A nominal plaintiff in a derivative suit only benefits indirectly from a successful suit through an increase in share value. The Court held that the plaintiffs’ missing out on increased share value was not something they could sue for individually in a legal malpractice suit.  Had MW timely sued Sidley, any recovery would have gone to the LLC, not to the plaintiffs – even though they were the named plaintiffs.  Since the plaintiffs could not have recovered money damages against Sidley in the earlier lawsuit, they cannot now recover those same damages under the guise of a legal malpractice action.

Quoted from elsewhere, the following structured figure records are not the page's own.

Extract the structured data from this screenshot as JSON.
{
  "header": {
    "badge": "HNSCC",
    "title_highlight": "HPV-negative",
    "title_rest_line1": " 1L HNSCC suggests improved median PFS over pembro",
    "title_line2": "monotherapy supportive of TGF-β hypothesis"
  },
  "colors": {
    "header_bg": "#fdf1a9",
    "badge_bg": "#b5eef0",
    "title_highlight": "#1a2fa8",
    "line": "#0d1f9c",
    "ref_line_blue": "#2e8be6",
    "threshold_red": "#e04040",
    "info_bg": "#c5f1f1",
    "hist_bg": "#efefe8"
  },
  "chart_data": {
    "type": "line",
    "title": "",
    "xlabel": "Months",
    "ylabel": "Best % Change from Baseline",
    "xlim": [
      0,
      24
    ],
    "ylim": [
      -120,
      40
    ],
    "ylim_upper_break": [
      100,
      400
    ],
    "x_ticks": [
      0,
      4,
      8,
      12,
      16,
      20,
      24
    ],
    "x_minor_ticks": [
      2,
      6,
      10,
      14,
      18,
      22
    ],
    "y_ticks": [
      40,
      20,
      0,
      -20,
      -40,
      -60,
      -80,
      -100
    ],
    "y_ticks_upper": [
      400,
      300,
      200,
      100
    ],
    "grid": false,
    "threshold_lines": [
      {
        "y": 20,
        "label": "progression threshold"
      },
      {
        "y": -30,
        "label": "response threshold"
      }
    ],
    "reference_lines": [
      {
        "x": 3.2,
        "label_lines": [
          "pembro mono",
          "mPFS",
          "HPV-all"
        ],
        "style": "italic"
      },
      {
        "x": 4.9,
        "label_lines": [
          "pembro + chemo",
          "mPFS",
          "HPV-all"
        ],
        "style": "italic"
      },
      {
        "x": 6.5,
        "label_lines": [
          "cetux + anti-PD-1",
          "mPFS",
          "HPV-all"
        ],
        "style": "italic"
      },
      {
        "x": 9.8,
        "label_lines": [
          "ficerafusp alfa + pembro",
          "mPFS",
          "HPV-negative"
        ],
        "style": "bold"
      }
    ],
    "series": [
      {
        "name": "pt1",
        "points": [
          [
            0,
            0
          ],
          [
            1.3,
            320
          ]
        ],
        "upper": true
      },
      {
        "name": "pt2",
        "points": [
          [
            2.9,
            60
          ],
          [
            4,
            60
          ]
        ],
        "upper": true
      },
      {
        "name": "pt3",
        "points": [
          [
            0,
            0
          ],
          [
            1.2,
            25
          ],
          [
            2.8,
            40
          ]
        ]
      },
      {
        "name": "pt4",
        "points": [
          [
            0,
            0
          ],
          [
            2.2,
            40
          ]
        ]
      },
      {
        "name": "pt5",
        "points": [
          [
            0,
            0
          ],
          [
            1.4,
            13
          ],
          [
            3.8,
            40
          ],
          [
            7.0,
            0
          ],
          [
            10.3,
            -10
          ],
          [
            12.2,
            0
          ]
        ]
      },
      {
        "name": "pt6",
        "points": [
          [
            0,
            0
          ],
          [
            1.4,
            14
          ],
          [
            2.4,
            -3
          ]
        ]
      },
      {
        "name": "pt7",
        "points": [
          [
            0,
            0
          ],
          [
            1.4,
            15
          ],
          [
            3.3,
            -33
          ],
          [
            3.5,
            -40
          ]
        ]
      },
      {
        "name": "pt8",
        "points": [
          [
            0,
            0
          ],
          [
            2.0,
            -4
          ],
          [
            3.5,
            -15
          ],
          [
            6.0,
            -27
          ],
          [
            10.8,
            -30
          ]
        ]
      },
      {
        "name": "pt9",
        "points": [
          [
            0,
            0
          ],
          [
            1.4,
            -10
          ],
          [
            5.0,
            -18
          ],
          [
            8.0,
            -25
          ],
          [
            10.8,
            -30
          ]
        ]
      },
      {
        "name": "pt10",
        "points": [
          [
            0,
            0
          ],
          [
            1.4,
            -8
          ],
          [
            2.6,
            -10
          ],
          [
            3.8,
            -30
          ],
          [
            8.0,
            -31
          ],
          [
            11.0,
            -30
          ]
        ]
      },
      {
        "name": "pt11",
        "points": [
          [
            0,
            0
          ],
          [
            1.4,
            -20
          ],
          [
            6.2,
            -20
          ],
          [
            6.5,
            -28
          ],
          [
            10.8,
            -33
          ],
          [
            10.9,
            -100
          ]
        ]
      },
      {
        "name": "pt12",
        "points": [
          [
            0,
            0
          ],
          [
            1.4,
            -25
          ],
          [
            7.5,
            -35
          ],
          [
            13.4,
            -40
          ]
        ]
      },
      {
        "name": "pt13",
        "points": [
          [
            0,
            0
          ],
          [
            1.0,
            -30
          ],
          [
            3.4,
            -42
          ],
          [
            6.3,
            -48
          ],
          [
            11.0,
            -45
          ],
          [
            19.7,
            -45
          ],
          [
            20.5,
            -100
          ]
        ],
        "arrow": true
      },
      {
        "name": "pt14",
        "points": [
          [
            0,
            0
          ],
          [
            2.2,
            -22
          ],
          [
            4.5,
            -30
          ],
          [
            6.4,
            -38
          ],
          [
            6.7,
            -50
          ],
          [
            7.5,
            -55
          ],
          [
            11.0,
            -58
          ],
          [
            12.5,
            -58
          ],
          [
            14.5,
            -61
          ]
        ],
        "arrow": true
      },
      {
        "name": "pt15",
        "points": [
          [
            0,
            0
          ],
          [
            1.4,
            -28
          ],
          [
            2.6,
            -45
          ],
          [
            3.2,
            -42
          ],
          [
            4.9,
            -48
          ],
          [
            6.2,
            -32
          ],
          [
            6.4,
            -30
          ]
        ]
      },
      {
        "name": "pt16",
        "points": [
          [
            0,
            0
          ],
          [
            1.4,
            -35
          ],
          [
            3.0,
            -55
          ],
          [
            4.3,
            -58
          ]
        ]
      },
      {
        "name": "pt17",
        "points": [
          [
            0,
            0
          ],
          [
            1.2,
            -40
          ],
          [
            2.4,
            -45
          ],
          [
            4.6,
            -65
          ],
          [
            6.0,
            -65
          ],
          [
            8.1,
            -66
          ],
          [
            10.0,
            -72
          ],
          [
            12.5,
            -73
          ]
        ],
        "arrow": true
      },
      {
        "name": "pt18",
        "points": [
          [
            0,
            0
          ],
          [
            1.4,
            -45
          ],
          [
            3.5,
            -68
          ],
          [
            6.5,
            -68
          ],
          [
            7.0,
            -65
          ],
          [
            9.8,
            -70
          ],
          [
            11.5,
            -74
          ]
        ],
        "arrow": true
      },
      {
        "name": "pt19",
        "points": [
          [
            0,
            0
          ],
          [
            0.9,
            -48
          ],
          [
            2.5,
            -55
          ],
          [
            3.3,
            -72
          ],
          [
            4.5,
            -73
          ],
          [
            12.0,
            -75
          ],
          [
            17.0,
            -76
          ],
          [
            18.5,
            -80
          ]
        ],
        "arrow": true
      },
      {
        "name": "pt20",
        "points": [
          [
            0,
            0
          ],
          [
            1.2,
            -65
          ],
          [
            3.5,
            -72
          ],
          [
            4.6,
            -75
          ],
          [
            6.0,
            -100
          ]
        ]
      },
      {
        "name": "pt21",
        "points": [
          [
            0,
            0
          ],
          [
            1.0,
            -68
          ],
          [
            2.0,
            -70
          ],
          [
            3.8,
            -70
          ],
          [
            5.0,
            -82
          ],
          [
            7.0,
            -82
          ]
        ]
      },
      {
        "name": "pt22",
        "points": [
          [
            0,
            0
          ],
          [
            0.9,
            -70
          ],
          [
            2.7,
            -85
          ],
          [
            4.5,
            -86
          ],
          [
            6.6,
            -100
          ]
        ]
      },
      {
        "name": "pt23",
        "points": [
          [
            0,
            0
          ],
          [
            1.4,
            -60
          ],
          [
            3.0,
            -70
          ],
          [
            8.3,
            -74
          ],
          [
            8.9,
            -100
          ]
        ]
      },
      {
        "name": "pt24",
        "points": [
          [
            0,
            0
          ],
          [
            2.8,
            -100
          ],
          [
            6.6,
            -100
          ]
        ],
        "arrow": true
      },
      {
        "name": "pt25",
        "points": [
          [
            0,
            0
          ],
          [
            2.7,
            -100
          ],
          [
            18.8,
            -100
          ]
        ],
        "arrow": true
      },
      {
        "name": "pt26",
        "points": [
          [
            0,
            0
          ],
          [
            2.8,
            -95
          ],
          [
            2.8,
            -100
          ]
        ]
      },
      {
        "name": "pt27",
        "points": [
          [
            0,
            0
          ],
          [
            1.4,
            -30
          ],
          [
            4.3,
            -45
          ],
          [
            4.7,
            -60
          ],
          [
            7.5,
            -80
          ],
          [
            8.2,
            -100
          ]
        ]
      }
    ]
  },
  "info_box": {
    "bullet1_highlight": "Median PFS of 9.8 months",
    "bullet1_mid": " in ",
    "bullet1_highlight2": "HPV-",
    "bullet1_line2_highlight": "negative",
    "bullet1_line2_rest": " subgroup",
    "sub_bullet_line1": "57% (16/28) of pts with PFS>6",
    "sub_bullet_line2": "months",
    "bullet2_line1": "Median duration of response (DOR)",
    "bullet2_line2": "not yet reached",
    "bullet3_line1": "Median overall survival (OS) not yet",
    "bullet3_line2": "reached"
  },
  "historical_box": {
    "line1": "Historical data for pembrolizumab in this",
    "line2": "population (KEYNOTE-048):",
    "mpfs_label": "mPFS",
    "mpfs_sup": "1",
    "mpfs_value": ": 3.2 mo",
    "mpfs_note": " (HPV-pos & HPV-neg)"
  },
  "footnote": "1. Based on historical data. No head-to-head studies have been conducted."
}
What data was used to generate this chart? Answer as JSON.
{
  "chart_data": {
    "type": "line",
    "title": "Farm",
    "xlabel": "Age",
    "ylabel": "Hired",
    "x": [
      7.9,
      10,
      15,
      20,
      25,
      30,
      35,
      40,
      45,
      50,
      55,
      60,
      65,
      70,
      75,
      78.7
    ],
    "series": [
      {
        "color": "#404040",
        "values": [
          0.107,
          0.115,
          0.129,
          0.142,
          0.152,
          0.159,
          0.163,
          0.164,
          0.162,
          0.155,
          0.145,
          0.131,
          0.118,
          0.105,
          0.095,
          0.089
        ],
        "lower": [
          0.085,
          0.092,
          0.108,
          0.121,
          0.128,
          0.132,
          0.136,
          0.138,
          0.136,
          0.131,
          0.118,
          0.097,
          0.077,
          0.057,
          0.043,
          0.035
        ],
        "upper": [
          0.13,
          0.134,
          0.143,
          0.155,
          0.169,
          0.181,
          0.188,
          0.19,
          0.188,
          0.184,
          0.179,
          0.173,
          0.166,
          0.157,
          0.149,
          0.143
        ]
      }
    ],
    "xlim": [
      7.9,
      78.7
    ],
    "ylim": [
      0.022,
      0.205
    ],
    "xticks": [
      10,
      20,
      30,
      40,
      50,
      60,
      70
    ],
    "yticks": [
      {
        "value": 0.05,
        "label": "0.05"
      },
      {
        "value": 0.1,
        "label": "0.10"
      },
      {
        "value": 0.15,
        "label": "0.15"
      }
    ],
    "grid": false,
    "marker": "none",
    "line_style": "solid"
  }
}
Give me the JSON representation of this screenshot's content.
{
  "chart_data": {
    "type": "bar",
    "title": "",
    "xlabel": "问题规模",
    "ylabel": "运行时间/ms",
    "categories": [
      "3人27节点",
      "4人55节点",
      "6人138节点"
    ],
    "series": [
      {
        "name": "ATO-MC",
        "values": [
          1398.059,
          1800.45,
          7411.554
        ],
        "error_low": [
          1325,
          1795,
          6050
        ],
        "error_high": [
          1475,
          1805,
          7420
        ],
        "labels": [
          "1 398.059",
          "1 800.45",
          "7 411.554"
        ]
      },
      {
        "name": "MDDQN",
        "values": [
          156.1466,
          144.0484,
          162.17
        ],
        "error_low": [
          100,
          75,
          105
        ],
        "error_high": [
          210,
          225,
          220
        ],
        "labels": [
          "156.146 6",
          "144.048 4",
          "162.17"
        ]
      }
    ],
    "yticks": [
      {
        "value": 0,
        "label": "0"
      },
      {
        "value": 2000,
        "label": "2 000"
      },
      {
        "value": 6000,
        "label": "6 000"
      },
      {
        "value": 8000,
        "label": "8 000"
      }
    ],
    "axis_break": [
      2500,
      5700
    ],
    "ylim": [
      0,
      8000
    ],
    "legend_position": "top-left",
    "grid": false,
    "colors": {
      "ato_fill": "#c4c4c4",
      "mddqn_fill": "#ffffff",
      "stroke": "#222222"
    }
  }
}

An added basis for the Court’s decision was that plaintiffs lacked standing to sue by divesting themselves of their LLC interests.  Standing means one has a real interest in the outcome of a controversy and may suffer injury to a legally recognized interest.

Since plaintiffs relinquished their LLC membership interests before suing MW, they lacked standing to pursue derivative claims for the LLC.

Afterwords:

This case illustrates in vivid relief the harsh results flowing from statute of limitations and the standing doctrine as it applies to aggrieved shareholder suits.

The case turned on the nature of the plaintiff’s claims.  Clearly, they were suing derivatively (as opposed to individually) to “champion” the LLC’s rights.  As a result, any recovery in the case against Sidley would flow to the LLC – the entity of which plaintiffs were no longer members.

And while the plaintiffs did maintain their shareholder status for the duration of the underlying Sidley case, their decision to terminate their LLC membership interests before suing MW proved fatal to their legal malpractice claims.